20. (LO 3) Briefly describe the four sources of taxable income a company evaluates in determining if a valuation allowance is necessary.

21. (LO 3) Which of the four sources of taxable income are considered objective and which are considered subjective? Which of these sources generally receives the most weight in analyzing whether a valuation allowance is necessary?

22. (LO 3) What are the elements that define a tax planning strategy as it applies to determining if a valuation allowance is necessary? Provide an example where a tax planning strategy may be necessary to avoid recording a valuation allowance.

23. (LO 3) When does a company remove a valuation allowance from its balance sheet?

24. (LO 3) What is a company’s book equivalent of taxable income and how does this computation enter into the income tax provision process?

25. (LO 4) What motivated the FASB to issue FIN 48?

26. (LO 4) Briefly describe the two step process a company must undertake when it evaluates whether it can record the tax benefit from an uncertain tax position under ASC 740.

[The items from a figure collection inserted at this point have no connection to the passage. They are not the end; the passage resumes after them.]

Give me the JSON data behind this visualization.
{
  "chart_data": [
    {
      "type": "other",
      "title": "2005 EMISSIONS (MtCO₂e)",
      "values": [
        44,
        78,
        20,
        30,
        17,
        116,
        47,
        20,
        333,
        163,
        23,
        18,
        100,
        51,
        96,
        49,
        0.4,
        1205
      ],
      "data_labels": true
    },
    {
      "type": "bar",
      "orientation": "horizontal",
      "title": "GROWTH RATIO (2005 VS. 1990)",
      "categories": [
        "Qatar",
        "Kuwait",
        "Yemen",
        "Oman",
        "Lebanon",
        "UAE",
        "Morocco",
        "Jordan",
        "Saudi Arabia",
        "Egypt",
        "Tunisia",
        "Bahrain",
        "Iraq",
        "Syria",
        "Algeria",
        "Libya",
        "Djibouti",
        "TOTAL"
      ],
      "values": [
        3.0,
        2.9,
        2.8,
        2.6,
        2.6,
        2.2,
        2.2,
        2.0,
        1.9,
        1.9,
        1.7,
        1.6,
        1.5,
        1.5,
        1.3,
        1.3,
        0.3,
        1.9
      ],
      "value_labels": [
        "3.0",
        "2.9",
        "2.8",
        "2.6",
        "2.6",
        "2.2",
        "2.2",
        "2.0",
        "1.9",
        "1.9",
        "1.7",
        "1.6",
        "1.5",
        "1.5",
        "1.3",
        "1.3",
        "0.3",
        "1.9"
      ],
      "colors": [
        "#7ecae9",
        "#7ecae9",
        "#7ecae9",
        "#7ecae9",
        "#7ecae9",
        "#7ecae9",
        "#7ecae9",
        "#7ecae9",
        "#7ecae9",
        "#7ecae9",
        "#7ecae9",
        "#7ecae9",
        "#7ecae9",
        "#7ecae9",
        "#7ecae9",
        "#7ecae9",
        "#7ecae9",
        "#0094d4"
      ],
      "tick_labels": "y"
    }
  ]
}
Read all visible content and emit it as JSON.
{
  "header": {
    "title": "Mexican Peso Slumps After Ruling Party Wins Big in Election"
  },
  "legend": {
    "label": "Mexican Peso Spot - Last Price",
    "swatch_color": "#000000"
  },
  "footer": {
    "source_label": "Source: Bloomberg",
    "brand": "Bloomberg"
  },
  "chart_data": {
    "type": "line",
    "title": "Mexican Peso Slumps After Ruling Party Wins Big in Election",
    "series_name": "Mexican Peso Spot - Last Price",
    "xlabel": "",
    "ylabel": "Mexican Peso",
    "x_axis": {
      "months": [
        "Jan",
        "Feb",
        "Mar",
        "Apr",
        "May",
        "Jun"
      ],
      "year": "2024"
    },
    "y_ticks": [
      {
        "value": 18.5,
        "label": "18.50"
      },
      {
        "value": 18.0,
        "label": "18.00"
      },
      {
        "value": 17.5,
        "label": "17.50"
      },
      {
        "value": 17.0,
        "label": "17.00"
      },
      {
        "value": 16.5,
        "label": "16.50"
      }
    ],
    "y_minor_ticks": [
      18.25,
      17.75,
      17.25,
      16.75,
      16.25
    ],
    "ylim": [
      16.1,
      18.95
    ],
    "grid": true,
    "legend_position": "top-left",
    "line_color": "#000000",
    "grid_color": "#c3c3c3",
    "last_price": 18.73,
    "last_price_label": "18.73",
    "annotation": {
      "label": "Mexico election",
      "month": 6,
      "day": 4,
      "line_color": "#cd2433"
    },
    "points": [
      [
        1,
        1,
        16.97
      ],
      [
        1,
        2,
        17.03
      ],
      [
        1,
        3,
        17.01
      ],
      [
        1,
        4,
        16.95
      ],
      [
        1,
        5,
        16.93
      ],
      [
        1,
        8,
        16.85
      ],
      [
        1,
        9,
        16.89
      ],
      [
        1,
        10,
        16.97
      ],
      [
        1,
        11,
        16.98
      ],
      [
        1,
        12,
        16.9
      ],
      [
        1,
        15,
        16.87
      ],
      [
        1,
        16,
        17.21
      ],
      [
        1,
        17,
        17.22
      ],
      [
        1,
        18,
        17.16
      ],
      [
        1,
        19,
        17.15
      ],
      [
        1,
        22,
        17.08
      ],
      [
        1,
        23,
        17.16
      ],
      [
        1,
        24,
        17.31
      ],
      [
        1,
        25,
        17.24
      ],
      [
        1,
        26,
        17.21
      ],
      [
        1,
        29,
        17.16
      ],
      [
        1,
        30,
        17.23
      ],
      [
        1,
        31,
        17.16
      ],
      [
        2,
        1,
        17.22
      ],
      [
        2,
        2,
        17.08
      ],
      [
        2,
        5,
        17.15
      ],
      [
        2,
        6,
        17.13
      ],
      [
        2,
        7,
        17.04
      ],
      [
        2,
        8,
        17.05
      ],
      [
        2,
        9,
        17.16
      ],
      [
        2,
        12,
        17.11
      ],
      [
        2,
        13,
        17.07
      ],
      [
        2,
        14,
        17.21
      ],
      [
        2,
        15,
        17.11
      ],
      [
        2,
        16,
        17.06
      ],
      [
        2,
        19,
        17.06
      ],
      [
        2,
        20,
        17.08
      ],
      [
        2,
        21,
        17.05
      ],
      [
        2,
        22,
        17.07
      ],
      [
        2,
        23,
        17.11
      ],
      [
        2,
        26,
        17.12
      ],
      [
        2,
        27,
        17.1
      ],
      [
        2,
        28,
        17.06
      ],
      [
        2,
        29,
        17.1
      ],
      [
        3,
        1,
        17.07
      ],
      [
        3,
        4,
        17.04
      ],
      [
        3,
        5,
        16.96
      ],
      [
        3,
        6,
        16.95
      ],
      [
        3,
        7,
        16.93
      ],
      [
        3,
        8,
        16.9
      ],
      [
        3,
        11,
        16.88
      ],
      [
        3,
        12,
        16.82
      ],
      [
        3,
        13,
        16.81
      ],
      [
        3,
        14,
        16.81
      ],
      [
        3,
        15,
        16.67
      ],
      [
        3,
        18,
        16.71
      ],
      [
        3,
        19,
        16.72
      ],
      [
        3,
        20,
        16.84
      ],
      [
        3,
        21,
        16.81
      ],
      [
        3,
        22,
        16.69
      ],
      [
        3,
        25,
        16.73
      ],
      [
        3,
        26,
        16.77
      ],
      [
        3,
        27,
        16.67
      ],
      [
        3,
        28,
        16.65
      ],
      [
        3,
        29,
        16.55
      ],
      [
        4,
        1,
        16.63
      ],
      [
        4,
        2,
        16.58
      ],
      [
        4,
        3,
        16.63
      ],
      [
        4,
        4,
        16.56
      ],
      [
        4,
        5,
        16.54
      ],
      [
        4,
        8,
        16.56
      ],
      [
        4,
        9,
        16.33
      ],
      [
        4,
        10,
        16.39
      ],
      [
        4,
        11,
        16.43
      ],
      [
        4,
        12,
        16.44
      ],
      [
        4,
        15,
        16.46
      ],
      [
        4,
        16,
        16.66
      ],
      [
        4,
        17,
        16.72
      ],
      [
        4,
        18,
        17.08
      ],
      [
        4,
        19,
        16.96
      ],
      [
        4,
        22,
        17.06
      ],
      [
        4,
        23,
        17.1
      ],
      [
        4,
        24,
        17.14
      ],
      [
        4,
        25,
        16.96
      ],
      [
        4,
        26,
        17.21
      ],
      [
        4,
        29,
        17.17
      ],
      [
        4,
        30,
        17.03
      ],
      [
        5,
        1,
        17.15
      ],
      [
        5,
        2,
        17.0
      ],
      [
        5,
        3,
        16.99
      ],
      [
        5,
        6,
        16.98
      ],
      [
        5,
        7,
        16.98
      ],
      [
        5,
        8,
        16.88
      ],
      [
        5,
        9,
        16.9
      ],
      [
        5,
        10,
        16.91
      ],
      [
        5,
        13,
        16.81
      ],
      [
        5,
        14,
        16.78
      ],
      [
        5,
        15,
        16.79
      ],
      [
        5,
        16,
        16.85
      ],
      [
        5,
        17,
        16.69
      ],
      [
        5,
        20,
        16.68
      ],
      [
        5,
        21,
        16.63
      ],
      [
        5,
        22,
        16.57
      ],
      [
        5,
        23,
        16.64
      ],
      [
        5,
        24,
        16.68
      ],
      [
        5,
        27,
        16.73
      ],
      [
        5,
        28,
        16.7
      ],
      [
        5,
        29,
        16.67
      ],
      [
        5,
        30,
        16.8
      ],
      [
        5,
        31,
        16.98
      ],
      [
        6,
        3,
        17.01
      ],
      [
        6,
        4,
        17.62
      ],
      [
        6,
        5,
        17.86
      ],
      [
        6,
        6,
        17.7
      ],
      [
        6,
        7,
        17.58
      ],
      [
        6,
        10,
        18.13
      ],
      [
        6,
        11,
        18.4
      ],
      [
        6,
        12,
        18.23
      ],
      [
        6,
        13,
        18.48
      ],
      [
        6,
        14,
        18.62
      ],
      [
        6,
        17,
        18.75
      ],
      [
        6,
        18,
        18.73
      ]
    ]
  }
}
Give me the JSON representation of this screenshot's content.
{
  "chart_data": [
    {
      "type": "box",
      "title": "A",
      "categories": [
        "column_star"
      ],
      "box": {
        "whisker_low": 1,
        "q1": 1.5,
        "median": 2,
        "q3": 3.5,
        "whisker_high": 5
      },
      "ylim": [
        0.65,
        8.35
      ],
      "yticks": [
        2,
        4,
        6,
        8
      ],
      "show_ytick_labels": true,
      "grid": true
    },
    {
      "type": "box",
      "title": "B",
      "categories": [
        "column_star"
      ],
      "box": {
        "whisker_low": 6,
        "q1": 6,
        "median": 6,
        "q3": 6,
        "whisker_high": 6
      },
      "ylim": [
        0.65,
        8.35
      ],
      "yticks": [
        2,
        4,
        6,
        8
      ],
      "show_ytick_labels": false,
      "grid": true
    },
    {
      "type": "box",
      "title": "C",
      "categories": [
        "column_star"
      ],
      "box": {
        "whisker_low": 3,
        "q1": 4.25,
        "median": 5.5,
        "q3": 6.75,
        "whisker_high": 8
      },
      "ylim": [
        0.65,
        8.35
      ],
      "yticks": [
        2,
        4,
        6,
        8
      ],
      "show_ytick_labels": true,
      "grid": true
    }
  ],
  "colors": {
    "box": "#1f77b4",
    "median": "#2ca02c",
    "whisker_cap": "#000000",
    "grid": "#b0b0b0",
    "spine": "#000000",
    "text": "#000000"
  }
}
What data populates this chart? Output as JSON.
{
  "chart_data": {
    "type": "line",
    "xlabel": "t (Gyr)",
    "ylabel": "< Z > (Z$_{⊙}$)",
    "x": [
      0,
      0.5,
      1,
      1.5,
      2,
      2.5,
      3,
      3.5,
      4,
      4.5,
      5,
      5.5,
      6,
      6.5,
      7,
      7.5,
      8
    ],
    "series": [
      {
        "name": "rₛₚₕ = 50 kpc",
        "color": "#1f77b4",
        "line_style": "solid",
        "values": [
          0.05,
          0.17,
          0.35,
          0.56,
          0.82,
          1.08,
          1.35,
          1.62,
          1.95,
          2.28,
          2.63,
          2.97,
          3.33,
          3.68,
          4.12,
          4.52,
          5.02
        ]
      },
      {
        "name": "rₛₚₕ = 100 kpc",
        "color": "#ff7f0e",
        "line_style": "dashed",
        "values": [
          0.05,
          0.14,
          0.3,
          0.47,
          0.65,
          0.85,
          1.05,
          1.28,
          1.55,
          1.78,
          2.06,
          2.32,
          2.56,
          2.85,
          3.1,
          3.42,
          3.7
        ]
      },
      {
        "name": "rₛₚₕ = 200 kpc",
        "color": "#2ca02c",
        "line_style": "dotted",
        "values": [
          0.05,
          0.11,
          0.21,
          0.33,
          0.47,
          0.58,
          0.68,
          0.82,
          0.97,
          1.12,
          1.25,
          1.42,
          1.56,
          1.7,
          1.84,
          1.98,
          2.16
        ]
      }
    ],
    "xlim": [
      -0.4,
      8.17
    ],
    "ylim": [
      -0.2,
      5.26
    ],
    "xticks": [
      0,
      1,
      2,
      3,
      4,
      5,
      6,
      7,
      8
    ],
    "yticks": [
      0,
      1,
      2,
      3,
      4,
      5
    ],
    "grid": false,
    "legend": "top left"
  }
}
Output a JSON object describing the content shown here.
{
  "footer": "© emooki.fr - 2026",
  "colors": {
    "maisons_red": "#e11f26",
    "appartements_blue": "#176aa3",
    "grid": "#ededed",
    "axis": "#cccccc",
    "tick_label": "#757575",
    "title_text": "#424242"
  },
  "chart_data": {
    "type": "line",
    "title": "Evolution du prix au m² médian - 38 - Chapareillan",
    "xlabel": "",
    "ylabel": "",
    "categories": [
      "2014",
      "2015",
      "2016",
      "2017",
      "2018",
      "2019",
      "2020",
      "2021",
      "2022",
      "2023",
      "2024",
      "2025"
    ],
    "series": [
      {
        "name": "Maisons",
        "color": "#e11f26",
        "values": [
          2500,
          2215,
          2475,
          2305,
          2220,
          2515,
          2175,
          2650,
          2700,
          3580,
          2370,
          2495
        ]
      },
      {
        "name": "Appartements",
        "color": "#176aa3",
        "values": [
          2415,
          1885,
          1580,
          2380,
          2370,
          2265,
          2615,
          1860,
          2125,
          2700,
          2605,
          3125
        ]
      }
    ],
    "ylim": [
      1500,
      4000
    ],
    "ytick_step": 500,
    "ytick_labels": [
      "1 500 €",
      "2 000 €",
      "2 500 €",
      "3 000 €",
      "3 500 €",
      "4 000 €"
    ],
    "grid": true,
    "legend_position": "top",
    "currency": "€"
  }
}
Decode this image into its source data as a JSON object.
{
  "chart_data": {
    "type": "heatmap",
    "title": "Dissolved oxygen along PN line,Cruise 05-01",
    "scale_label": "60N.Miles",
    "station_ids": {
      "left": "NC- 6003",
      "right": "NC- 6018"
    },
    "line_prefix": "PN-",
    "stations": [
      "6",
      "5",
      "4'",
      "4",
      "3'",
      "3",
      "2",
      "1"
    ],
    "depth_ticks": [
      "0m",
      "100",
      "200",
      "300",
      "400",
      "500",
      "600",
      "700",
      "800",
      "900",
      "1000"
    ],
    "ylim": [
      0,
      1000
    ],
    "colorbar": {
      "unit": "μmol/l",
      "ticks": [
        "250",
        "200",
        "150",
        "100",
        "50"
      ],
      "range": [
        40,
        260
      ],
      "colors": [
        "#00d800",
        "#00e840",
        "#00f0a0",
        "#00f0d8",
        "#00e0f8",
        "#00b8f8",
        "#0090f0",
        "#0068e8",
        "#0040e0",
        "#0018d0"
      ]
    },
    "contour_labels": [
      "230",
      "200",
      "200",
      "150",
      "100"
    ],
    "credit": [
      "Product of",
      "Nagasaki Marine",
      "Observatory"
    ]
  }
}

27. (LO 4) Distinguish between recognition and measurement as they relate to the computation of unrecognized tax benefits under ASC 740.

28. (LO 4) What is a tax positionas it relates to the application of ASC 740 to uncertain tax positions?

29. (LO 4) True or False: A company determines its unrecognized tax benefits with respect to a transaction only at the time the transaction takes place; subsequent events are ignored. Explain.

30. (LO 4) True or False: ASC 740 requires that a company treat potential interest and penalties related to an unrecognized tax benefit as part of its income tax provision. Explain.